Cooperative ErbB Signaling and Differential Activity of Sole EGFR Inhibition Versus EGFR/HER2 Inhibition

NSCLC细胞的信号传导有赖于多种HER家族成员的共表达与协同作用。配体结合所触发的受体同源二聚化和异源二聚化是EGFR/HER信号传导的必经步骤。二聚化可触发受体内在TK活性的活化,继而可引起各种第二信使的募集。HER家族成员间的相互作用可影响配体结合后生物反应的类型和持续时间。

禽流红细胞增多症病毒的产物v-ErbB致癌基因是EGFR衍生的有活性的变异体,这一发现首次证实EGFR和其它HER家族受体与癌症相关[12]。EGFR通路的过度活化可引起各种人类恶性肿瘤的发生和进展。有研究表明EGFR突变具有致癌性:L858R和G719S的替代突变、外显子19的缺失突变和外显子20的插入突变可引起配体依赖性细胞转化[13]。编码TK区的外显子21中的L858R活化突变是最常见的NSCLC突变。EGFR活化与肿瘤细胞增殖和侵袭的增多及凋亡和化疗耐受相关[14]。EGFR的过表达亦见于大多数实体瘤中,包括NSCLC。这是重度吸烟者支气管上皮所见的早期异常之一,且几乎见于所有鳞癌及≥65%的大细胞癌和腺癌中[15]

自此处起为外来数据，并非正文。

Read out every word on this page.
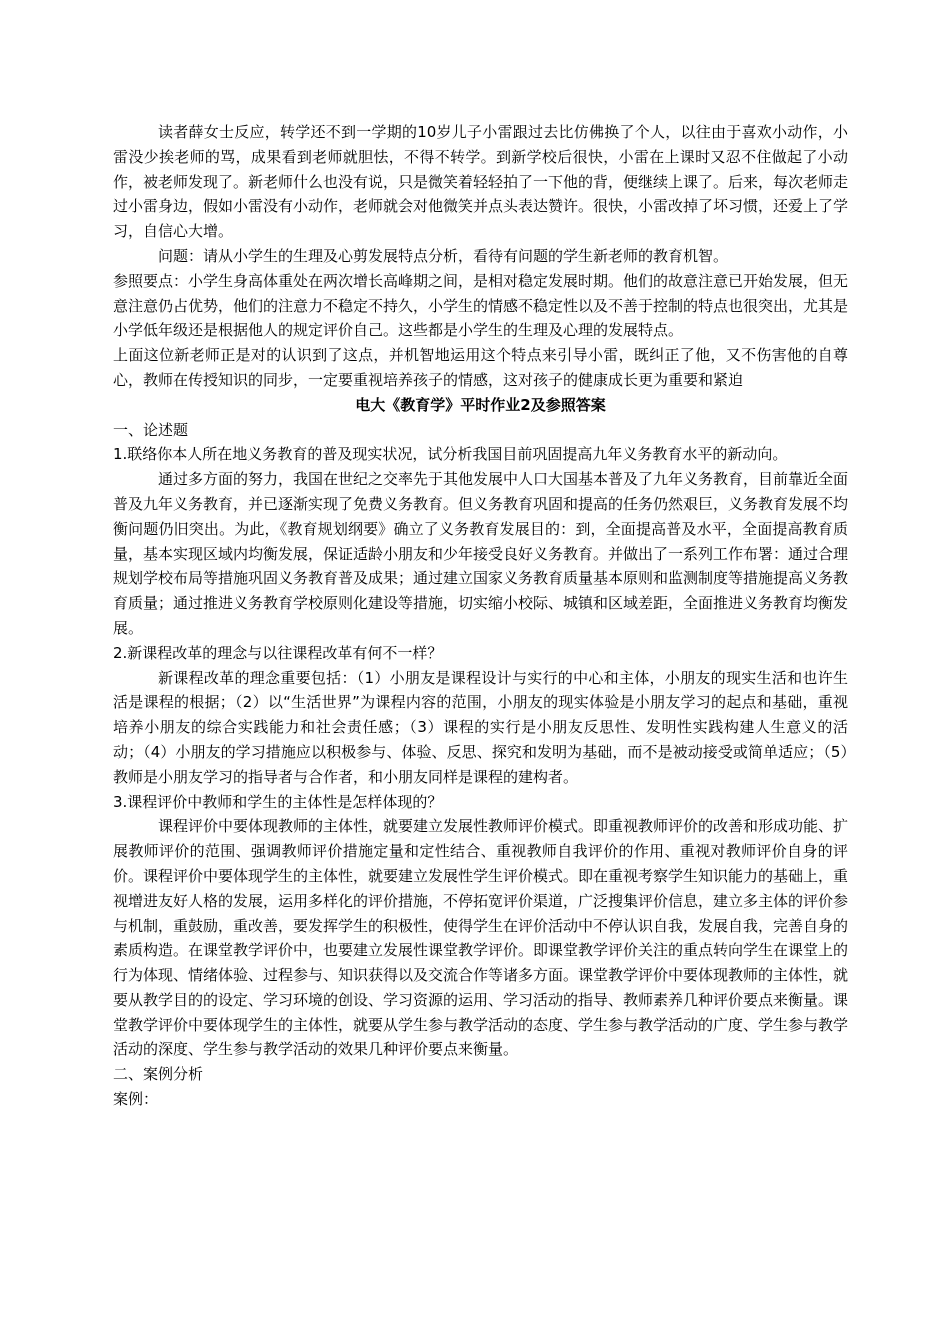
读者薛女士反应，转学还不到一学期的10岁儿子小雷跟过去比仿佛换了个人，以往由于喜欢小动作，小雷没少挨老师的骂，成果看到老师就胆怯，不得不转学。到新学校后很快，小雷在上课时又忍不住做起了小动作，被老师发现了。新老师什么也没有说，只是微笑着轻轻拍了一下他的背，便继续上课了。后来，每次老师走过小雷身边，假如小雷没有小动作，老师就会对他微笑并点头表达赞许。很快，小雷改掉了坏习惯，还爱上了学习，自信心大增。

问题：请从小学生的生理及心剪发展特点分析，看待有问题的学生新老师的教育机智。

参照要点：小学生身高体重处在两次增长高峰期之间，是相对稳定发展时期。他们的故意注意已开始发展，但无意注意仍占优势，他们的注意力不稳定不持久，小学生的情感不稳定性以及不善于控制的特点也很突出，尤其是小学低年级还是根据他人的规定评价自己。这些都是小学生的生理及心理的发展特点。

上面这位新老师正是对的认识到了这点，并机智地运用这个特点来引导小雷，既纠正了他，又不伤害他的自尊心，教师在传授知识的同步，一定要重视培养孩子的情感，这对孩子的健康成长更为重要和紧迫

电大《教育学》平时作业2及参照答案

一、论述题

1.联络你本人所在地义务教育的普及现实状况，试分析我国目前巩固提高九年义务教育水平的新动向。

通过多方面的努力，我国在世纪之交率先于其他发展中人口大国基本普及了九年义务教育，目前靠近全面普及九年义务教育，并已逐渐实现了免费义务教育。但义务教育巩固和提高的任务仍然艰巨，义务教育发展不均衡问题仍旧突出。为此，《教育规划纲要》确立了义务教育发展目的：到，全面提高普及水平，全面提高教育质量，基本实现区域内均衡发展，保证适龄小朋友和少年接受良好义务教育。并做出了一系列工作布署：通过合理规划学校布局等措施巩固义务教育普及成果；通过建立国家义务教育质量基本原则和监测制度等措施提高义务教育质量；通过推进义务教育学校原则化建设等措施，切实缩小校际、城镇和区域差距，全面推进义务教育均衡发展。

2.新课程改革的理念与以往课程改革有何不一样？

新课程改革的理念重要包括：（1）小朋友是课程设计与实行的中心和主体，小朋友的现实生活和也许生活是课程的根据；（2）以“生活世界”为课程内容的范围，小朋友的现实体验是小朋友学习的起点和基础，重视培养小朋友的综合实践能力和社会责任感；（3）课程的实行是小朋友反思性、发明性实践构建人生意义的活动；（4）小朋友的学习措施应以积极参与、体验、反思、探究和发明为基础，而不是被动接受或简单适应；（5）教师是小朋友学习的指导者与合作者，和小朋友同样是课程的建构者。

3.课程评价中教师和学生的主体性是怎样体现的？

课程评价中要体现教师的主体性，就要建立发展性教师评价模式。即重视教师评价的改善和形成功能、扩展教师评价的范围、强调教师评价措施定量和定性结合、重视教师自我评价的作用、重视对教师评价自身的评价。课程评价中要体现学生的主体性，就要建立发展性学生评价模式。即在重视考察学生知识能力的基础上，重视增进友好人格的发展，运用多样化的评价措施，不停拓宽评价渠道，广泛搜集评价信息，建立多主体的评价参与机制，重鼓励，重改善，要发挥学生的积极性，使得学生在评价活动中不停认识自我，发展自我，完善自身的素质构造。在课堂教学评价中，也要建立发展性课堂教学评价。即课堂教学评价关注的重点转向学生在课堂上的行为体现、情绪体验、过程参与、知识获得以及交流合作等诸多方面。课堂教学评价中要体现教师的主体性，就要从教学目的的设定、学习环境的创设、学习资源的运用、学习活动的指导、教师素养几种评价要点来衡量。课堂教学评价中要体现学生的主体性，就要从学生参与教学活动的态度、学生参与教学活动的广度、学生参与教学活动的深度、学生参与教学活动的效果几种评价要点来衡量。

二、案例分析

案例：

尽管较EGFR过表达少见,但HER2过表达亦见于NSCLC中,而且相比其它NSCLC类型(如鳞癌或大细胞癌),在腺癌中更为多见[16]。在NSCLC患者中,EGFR与HER2的共过表达与临床预后不良相关[17]

EGFR/HER2抑制剂的原理

EGFR/HER2抑制剂作为抗癌治疗的科学原理源于EGFR与HER2各种分子间的相互作用,EGFR与HER2可调节HER家族信号传导通路,并使之多样化。EGFR与HER2共表达可使EGFR的有丝分裂信号被放大[18]。HER家族成员间的相互作用可影响配体与受体的亲和力,并可促进受体活化。例如,人类上皮细胞系统中HER2的扩增可导致HER2的组成性活化及EGFR的配体依赖性激活[19]。在这些研究中,HER2的扩增对EGFR信号具有长久的刺激作用,其发生经由减少EGFR的下调、降低溶酶体靶向作用、促进活化的EGFR再循环至细胞表面以及降低配体与EGFR的解离。EGFR与HER2间的上述各种相互作用导致生物信号协同作用。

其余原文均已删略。